Fe maps and chemical speciation μXAS at points of interest from a 72 h poststroke specimen. (A) Schematic image from microscopy. The Fe survey map (B) is the same data shown in Fig. 1D with a higher threshold, boxed areas indicate regions selected for fine X-ray fluorescence imaging mapping, shown in panels (a) (hemorrhage core), (b) (overlap of the penumbra and PHZ), and (c) (contralateral cortex). Reference X-ray absorption spectroscopy (XAS) spectra for heme-Fe and ferritin are shown (lower left). (C) Fe μXAS data for each of the circled regions of interest (ROIs) in (a)–(c) are shown in (D)–(F), respectively, and include the best-fitting reference spectrum to the experimental data. Survey Fe map (B) scale bar = 600 μm. Fine-scan Fe maps (a)–(c) scale bar = 40 μm. Additional μXAS from 24, 48, and 72 h poststroke specimens in Fig. S1. LV, lateral ventricles; cc, corpus callosum.

Fig. 5

Biomarker summary for all regions of interest (ROIs) (summarized in the inset scheme) used in the analysis. (A) ROIs include the infarct core (Infarct), ischemic penumbra (Penumbra), deep middle cerebral vein (BV), hemorrhagic core (HC), and peri-hemorrhage zone (PHZ), with the radial wedge from the center of the HC used to define the radial profile in (C). Reference values are taken from the cortex of age-matched shams (Sham) as well as the contralateral cortex of PT stroke specimens (Contra). (B) X-ray fluorescence imaging elemental levels (Fig. S2) and Fourier transform infrared biomarkers (Fig. S3) for each ROI, as well as all P-values (Tables S1 and S2, respectively) are summarized in the Supplementary Material.
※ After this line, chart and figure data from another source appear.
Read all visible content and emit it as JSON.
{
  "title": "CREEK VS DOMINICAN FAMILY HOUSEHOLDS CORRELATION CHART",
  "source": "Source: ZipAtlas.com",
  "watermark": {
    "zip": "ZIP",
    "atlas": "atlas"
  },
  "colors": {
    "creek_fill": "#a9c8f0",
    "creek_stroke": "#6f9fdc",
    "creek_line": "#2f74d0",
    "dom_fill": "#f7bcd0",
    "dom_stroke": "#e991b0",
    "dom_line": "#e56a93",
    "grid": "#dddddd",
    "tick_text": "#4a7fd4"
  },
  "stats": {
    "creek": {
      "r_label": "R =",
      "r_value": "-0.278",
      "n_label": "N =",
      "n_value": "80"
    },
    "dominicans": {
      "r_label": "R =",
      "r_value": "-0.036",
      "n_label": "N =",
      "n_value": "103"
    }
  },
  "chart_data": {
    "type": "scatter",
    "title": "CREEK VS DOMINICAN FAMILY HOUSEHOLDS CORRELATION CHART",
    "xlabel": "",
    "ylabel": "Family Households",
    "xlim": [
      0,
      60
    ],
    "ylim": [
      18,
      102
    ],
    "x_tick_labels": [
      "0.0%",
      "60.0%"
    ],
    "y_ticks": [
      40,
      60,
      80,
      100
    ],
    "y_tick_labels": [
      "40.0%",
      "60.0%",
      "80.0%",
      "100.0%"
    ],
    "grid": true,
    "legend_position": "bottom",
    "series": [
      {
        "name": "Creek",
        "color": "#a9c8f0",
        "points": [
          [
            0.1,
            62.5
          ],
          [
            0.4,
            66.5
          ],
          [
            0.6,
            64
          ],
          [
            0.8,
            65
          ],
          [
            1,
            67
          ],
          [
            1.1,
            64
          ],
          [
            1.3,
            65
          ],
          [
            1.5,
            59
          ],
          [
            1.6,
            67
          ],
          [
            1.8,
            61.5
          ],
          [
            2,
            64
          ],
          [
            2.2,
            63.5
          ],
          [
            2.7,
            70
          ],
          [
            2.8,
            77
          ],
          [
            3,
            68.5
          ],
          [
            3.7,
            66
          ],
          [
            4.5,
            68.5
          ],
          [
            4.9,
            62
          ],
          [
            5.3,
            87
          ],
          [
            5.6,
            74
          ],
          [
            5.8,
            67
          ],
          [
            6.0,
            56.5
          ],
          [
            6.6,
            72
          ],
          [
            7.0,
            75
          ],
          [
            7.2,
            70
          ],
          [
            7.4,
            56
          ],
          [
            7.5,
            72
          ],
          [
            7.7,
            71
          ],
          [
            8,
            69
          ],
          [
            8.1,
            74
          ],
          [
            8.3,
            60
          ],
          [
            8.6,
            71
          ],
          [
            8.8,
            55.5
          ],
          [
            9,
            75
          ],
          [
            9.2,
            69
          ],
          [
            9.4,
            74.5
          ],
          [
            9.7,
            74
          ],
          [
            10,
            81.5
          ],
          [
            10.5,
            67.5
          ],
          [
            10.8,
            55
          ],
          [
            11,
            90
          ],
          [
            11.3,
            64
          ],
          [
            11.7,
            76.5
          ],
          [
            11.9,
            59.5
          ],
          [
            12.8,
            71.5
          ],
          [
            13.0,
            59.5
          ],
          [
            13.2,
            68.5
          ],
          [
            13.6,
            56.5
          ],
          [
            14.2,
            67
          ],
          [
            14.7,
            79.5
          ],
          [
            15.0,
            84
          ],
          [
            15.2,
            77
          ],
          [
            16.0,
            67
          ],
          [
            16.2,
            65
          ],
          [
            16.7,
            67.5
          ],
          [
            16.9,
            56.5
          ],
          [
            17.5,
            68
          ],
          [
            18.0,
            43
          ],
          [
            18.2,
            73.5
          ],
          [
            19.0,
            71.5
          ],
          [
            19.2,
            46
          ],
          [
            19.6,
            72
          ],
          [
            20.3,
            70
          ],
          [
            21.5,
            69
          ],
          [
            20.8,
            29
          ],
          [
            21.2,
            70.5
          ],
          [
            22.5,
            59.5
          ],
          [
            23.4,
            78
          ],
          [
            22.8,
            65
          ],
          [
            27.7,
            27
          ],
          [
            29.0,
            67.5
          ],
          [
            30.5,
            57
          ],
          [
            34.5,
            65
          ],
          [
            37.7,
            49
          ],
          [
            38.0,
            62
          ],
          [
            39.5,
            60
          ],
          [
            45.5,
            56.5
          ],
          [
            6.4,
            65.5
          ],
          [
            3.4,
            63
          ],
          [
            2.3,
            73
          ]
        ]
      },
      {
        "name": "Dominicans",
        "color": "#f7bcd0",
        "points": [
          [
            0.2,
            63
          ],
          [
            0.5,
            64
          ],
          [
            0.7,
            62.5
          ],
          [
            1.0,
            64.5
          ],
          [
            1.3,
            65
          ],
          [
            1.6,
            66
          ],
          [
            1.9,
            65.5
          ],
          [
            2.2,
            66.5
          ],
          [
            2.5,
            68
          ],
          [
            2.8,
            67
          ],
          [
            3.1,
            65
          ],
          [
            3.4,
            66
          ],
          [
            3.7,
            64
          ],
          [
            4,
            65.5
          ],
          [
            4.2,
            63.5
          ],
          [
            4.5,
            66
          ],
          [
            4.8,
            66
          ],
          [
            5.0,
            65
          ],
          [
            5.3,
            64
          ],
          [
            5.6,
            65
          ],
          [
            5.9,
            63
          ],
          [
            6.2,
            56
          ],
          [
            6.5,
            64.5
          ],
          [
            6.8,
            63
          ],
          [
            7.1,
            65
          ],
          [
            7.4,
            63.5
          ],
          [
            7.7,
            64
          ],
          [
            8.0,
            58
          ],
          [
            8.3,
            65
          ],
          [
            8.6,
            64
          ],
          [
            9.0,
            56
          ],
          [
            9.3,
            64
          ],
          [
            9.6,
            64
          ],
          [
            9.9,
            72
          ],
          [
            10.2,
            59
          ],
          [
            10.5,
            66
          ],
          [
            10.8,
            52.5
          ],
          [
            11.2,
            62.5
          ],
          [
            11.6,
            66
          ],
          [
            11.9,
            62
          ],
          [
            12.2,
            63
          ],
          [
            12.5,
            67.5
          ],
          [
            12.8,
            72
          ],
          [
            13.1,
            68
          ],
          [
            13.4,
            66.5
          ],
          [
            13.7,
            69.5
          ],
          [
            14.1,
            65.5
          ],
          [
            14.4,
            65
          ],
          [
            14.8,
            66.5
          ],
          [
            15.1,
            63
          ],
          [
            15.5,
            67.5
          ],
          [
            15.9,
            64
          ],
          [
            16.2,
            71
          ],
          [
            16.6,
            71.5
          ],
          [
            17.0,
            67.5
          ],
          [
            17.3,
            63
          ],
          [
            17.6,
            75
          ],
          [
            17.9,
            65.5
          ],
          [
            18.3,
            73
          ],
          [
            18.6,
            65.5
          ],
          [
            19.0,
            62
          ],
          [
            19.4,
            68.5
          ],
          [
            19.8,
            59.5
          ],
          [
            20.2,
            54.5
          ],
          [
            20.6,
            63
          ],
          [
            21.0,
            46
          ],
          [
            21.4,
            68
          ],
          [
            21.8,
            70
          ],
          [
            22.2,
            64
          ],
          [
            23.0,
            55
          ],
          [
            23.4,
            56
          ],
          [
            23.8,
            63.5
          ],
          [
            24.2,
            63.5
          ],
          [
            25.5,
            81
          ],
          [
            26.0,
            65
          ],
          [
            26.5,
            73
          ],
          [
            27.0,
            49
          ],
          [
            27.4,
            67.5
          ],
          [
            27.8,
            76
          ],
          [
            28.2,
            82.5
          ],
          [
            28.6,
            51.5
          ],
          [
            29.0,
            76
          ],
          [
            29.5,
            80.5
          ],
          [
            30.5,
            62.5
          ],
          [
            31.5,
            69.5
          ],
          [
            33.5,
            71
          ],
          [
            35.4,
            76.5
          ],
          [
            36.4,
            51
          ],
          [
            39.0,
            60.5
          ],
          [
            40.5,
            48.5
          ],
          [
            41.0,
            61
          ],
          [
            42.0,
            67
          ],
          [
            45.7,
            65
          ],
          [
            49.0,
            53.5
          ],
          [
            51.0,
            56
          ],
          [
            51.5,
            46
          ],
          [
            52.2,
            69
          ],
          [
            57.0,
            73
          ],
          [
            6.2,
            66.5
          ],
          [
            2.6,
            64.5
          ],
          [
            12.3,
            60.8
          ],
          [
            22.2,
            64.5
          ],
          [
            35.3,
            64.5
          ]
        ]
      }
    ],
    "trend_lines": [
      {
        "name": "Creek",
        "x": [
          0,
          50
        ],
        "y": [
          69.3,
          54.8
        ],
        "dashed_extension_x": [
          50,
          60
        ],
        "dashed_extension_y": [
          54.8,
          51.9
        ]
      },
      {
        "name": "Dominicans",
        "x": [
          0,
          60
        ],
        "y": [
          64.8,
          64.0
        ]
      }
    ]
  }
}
Color-coded asterisks indicate a significant difference vs. the ROI of the corresponding color. (C) Representative plot of the radial distribution of several key markers (Fe, total protein, plasma lipids, and fibrinogen) are also plotted, demonstrating the localization of Fe, protein, plasma lipids, and fibrinogen is highest at the origin of the HC, with the levels diminishing toward the background farther from the origin.